Economy Global Womens Rights

Fiscal Policies Can Increase Female Workforce Participation

Equitable workforce opportunities for women are beneficial to everyone, but research from the International Monetary Fund (IMF) shows that female workforce participation still lags greatly behind that of men.

Due to the stubborn persistence of gender gaps in wages and educational opportunities, the average female workforce participation rate is 20 percentage points behind the male rate. A study by the IMF reveals that fiscal policies that address gender equality create more opportunities for women and help to decrease poverty and inequality. Some of these policy choices include investing in education or infrastructure, developing better sanitation facilities, implementing individual-based tax regimes, and offering parental leave.
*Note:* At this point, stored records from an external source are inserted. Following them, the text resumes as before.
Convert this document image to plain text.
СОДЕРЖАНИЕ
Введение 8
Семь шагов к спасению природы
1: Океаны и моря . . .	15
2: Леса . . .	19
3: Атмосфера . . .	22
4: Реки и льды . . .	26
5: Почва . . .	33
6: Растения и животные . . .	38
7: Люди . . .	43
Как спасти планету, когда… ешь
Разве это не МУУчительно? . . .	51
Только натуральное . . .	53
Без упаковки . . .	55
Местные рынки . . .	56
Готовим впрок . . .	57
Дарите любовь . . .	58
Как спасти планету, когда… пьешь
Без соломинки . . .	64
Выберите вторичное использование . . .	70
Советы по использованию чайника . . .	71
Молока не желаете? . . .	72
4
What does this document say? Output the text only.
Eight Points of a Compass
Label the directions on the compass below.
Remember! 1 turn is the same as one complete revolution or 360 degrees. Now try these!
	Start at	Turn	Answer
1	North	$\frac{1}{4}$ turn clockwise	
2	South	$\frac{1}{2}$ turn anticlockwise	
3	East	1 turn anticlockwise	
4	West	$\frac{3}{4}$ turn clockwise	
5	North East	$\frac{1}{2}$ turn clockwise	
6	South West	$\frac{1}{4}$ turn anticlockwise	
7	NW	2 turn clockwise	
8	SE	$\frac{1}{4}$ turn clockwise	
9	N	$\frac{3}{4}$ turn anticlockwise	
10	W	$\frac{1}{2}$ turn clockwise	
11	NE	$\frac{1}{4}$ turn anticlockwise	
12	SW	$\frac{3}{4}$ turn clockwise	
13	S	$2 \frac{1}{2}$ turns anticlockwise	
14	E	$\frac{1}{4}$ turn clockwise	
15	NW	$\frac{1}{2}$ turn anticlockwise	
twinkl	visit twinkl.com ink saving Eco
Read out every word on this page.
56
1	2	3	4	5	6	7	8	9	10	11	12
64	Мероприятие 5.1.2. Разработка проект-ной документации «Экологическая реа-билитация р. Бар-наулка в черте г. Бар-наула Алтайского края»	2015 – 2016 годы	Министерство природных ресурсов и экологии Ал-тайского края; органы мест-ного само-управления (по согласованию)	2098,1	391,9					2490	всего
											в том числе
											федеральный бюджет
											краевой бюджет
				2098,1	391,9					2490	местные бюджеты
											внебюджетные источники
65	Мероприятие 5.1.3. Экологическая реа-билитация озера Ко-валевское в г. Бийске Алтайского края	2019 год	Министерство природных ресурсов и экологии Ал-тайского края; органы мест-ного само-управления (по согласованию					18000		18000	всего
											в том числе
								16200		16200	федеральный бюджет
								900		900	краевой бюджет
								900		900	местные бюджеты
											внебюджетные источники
At least 80 countries since the mid-1980s have incorporated fiscal policies that promote gender equality. These countries are across all levels of development; additionally, however, the IMF has also found when advanced economies are actively promoting policies in order to increase female work force participation, more women do actually enter the labor force.

Policies specifically created to increase the number of women in the workforce end up accomplishing a variety of economic and social goals. Efforts to reduce the gap in literacy rates, for example, help increase women’s productivity which in turn increases sustainable growth. Greater access to safe water also gives women more time to pursue paid work opportunities, and changing the personal income tax structure from a family to an individual system can foster the incentive for more women to work. More diversity in workplaces will create more innovative ideas.

Gender-blind policies can exacerbate the barriers women face in gaining employment. USAID states that “If the same number of women as men participated in the global economy, global GDP would grow by $12 trillion by 2025.” According to existing research, investing in half the population will only bring about positive changes, both economically and socially.